Memuji adalah salah satu cara
memberikan perhatian positif, meskipun perhatian positif dapat juga ditunjukkan
dengan banyak cara lain. Di banyak keluarga kita, maupun di lingkungan tempat
kita tinggal, tampaknya memuji belum menjadi kebiasaan. Kita sendiri dibesarkan
tanpa banyak menerima pujian dari orangtua atau orang-orang sekitar. Teguran,
kritik, atau koreksi, tampaknya lebih akrab dengan kita. Akan tetapi, karena
ternyata manfaat pujian ini begitu besar, kita layak menjadikannya sebagai
kebiasaan dalam membesarkan generasi anak-anak kita.

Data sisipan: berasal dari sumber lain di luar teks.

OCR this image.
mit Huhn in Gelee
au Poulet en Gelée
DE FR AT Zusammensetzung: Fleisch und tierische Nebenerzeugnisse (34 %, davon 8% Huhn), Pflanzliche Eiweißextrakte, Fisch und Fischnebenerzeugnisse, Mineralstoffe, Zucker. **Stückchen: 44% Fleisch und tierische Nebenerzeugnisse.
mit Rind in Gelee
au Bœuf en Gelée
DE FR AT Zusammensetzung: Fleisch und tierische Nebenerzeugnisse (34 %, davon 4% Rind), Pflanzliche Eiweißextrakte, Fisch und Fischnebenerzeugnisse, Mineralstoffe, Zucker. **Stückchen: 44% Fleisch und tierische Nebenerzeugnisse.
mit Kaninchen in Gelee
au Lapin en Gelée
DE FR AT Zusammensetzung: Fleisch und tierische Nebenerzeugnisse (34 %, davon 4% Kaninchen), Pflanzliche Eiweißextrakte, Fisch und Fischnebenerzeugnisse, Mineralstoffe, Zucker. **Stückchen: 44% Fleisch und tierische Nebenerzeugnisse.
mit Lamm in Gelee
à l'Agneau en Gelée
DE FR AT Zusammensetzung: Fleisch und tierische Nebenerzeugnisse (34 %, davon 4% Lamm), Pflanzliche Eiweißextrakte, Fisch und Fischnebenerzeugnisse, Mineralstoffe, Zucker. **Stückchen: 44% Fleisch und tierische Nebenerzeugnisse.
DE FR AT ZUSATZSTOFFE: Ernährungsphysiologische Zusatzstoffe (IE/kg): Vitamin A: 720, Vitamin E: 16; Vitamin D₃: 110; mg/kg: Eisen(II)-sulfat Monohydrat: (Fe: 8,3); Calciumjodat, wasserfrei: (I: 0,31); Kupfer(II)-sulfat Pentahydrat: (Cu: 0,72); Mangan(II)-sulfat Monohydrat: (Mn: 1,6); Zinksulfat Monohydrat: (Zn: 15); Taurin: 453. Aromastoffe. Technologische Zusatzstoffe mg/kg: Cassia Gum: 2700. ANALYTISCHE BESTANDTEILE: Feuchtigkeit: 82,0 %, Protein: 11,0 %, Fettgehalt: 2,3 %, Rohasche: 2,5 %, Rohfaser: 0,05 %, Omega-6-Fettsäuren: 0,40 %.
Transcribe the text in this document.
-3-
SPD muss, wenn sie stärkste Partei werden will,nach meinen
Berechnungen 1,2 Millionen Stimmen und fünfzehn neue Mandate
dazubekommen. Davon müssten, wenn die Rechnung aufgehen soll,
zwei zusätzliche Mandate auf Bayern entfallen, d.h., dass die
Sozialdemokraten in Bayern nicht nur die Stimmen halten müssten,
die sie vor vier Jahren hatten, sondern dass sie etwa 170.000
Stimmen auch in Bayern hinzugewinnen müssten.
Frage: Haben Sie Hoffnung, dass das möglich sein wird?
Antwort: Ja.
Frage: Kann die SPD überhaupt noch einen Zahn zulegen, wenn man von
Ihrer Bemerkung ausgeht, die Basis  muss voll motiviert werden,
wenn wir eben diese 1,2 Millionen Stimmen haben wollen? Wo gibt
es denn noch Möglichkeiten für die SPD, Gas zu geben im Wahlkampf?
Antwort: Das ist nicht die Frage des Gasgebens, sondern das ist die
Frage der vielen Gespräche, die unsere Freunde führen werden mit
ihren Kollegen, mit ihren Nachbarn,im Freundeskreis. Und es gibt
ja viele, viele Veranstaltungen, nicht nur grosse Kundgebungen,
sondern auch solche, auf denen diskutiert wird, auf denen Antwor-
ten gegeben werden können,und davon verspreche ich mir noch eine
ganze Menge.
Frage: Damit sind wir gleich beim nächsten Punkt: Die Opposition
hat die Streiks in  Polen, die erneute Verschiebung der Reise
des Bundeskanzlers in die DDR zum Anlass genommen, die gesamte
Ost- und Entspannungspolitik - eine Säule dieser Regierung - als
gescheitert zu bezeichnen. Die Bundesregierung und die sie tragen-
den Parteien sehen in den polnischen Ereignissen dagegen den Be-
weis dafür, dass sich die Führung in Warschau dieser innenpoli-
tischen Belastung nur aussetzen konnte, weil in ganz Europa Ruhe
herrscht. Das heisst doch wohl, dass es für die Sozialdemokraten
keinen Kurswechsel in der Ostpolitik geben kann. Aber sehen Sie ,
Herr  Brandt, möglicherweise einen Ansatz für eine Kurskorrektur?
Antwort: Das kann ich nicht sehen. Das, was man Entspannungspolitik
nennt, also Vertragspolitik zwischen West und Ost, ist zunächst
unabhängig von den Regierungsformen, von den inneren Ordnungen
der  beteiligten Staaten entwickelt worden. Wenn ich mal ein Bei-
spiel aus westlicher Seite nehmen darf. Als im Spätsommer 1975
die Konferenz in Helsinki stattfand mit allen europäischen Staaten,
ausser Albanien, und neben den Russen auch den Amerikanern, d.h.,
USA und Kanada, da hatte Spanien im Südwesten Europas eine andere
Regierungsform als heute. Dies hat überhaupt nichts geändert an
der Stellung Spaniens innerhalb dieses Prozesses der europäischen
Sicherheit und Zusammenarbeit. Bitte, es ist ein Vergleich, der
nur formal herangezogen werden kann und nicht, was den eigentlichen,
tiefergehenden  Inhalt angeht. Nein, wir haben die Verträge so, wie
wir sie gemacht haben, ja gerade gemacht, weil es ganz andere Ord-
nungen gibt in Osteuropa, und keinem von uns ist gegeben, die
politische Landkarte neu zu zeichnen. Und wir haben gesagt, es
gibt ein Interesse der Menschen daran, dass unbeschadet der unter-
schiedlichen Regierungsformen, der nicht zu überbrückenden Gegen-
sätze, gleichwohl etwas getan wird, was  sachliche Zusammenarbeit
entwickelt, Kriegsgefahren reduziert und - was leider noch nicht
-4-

Pujian diinginkan semua anak
tanpa kecuali. Karena anak membutuhkan dan menginginkan pujian, maka mereka
akan selalu berusaha dengan segala cara untuk mendapatkannya. Jika orangtua
menyediakan pujian ketika anak melakukan perilaku yang baik, maka anak akan
memahami bahwa melakukan perilaku baik tersebut adalah jalan untuk memperoleh
apa yang diinginkannya, yaitu pujian.